My Personal TDOR Experience
As we change from Halloween to Thanksgiving (for me anyway), I start think about how another year has gone by. I ask myself what has changed over the last 365 days, and what has changed since this time last year as I sit here working on a list of names.
But it is not just any list. It’s a list that I will carry with me over the next year and beyond. I take it personally as I look at every name that appears on it, as the people who appear on this list happen to be just like me. Their only “crime” was that they were born as the people who they were and there are some in this world who have hate in their souls. They hate us just because we choose to be the person we were born to be. Just because we represent the idea that gender is fluid, that gender is not binary, they attack us.
Every year I start working on this list as a committee member for Long Island’s Transgender Day of Remembrance. I put together the images of these amazing people who we have lost, and on the night of our program, when we read the names, everyone can see who they were. That they are not just names on a sheet of paper. That they are not just names in a news story. They are people who had dreams, people who lived.
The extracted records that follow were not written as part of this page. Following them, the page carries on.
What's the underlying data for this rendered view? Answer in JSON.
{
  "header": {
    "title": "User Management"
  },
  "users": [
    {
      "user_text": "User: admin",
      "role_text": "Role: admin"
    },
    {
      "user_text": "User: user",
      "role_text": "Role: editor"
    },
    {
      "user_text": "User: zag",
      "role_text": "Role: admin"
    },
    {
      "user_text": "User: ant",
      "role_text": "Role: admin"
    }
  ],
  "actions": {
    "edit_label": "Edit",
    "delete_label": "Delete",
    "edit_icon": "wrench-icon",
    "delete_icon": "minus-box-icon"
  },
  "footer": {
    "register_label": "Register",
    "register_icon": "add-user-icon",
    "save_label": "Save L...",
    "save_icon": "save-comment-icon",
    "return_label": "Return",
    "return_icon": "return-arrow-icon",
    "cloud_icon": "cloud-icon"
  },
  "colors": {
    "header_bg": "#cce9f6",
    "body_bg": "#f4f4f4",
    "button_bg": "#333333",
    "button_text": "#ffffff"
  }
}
> "WHY IS THERE SOME MUCH HATE? WHY ARE WE BEING HUNTED DOWN? WHY CAN’T WE STOP THIS?"
As I am writing this there are 22 names on this list. People of color dominate this list, and the majority of them are transgender women of color. I know as a member of this club who is living in this country (living on this planet), I could be easily added to this list. I carry that with me every day. The question that runs in my mind as I spend yet another year looking over the names of those we have lost is why? Why is there some much hate? Why are we being hunted down? Why can’t we stop this? These are questions that I keep asking and I never get an answer to. I know we are making progress in our fight for our rights, and basically our lives, but we keep having to come together and remember those who hate has taken from us. Since 2013, the year I first took part in LITDOR, we have lost 150 amazing people, and that’s just here in this country alone. If we include other countries around the world, that number is a drop in the bucket. I can’t even guess on the number. Countries like Brazil are leading the way by far compared to the United States. Here is the break down by year:
We still have a little more than a month to go in 2018, so that number could go up. I hope with every part of me that is not the case but as I am writing this there is a report of a missing transwoman from New Orleans that police are looking for. All these numbers are painful to read, but remember these are only the cases that are reported. There are many more that are either unknown to us or where the person is misgendered and not consisted as a transgender homicide case.
I will continue to do this every year, as I feel it’s my duty to stand up for those who can’t. We will carry on fighting this hate the best way we can while living our lives. I have a message for those who would do harm to us, we will not be erased from the face of the earth. There has always been people like us and there always will be. And to the 150 sisters and brothers that we lost, I love you! Rest easy. We will pick it up from here.